I’ve always enjoyed sweeping epics that chronicle the lives of a character or a family through generations, set against the backdrop of historical events. If you like those, too, these two book series check all the boxes. Think of them as the literary equivalent of binge-watching a dramatic TV series.

Archer’s seven-book series begins in 1920 with “Only Time Will Tell,” where we meet Harry Clifton, a working-class English boy who is told his father died in the Great War. Of course, as family sagas go, the tale of who Harry’s father really is reveals itself much later on. There’s lots of properly drawn-out suspense over the course of seven books that take the reader through WWII, Harry’s move to the United States and the Cold War era. We’re introduced to Harry’s love interest and eventually his children, who anchor the later books as Archer shifts the focus to the next generation.

Follett’s “Century Trilogy” is similar in the sense that the three books span years, taking the reader through the 20th century and all its landmark historic events. The difference is that Follett’s trilogy masterfully follows the fates and fortunes of five international families — American, German, Russian, English and Welsh — of different social standing through the decades, and skillfully weaving their storylines through the generations. The scope is remarkable, and if you’re a history lover who enjoys reading about how momentous events can change people’s lives at the most basic of levels, these books take on an almost oral history-type of feel; as if a good friend is taking you on a tour through their very action-filled family history.

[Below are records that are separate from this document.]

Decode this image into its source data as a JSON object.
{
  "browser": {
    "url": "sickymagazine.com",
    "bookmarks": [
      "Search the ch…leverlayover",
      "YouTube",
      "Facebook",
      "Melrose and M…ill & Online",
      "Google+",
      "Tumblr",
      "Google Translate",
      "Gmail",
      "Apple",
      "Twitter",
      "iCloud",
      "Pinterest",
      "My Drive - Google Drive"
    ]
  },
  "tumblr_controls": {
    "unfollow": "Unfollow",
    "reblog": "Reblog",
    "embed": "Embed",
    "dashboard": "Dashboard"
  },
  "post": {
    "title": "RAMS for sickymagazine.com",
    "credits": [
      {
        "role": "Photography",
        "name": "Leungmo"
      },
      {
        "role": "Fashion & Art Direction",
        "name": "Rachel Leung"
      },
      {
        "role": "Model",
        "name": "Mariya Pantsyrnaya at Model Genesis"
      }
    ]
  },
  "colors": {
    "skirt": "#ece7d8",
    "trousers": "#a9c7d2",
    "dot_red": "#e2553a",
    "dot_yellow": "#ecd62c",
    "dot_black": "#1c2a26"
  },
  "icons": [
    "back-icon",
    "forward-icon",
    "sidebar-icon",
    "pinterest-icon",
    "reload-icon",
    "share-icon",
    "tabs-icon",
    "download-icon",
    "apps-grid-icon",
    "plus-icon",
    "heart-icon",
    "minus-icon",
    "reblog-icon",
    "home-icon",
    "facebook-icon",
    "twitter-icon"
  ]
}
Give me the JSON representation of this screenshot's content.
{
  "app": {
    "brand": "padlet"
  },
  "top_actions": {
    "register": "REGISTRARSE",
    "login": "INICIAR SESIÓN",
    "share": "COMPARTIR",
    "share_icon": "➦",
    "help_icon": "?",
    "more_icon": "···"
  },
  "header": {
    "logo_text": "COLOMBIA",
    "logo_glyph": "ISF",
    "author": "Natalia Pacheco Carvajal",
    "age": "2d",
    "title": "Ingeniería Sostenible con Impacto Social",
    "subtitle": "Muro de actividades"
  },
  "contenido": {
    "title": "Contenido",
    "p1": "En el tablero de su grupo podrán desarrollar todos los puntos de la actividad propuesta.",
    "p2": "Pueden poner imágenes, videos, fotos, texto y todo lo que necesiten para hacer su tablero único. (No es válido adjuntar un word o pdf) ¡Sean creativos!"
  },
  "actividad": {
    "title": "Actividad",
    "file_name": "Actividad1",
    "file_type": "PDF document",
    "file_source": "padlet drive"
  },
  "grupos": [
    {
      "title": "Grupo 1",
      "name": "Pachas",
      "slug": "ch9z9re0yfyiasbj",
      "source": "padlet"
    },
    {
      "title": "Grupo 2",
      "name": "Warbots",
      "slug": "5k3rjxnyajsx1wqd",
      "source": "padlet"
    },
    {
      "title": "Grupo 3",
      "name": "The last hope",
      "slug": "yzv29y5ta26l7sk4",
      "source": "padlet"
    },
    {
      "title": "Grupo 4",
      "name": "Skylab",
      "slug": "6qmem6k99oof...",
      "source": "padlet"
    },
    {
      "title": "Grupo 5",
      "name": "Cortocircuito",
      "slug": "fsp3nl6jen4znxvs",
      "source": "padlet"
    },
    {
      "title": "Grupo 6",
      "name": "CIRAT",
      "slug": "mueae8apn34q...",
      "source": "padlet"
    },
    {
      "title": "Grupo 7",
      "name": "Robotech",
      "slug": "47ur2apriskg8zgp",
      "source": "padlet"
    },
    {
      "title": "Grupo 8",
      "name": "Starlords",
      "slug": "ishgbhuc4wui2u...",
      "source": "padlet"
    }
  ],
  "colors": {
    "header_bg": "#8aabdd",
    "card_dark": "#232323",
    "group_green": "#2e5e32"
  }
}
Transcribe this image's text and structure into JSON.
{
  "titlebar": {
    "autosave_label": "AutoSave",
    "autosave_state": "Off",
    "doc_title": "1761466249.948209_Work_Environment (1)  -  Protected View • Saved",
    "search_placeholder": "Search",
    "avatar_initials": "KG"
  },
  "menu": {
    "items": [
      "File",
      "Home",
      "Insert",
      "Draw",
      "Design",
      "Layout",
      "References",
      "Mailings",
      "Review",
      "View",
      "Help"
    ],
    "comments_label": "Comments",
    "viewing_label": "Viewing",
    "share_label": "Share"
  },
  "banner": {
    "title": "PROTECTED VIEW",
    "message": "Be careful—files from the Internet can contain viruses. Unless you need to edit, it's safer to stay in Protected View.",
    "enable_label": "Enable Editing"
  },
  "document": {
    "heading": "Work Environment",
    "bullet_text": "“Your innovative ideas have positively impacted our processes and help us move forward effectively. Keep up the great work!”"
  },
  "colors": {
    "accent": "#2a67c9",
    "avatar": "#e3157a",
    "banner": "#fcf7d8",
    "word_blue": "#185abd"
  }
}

— Moira Macdonald, books/movies critic

Cormoran Strike series by Robert Galbraith

It’s an unpopular opinion, I know, to state that I wish J.K. Rowling had spent less time on “Harry Potter” and more time writing detective novels — but I’ll say it anyway: This four-book series written by Rowling under the pseudonym Robert Galbraith, is better than Hogwarts any day. As the series progresses, we’ve learned more about its two central figures, London detective Cormoran Strike and his associate Robin Ellacott: their pasts, their secrets, their sometimes-prickly friendship, their attraction that they, for the most part, don’t discuss. And along the way we’ve solved some mysteries and reveled in Rowling/Galbraith’s knack for character detail, atmosphere and friendship.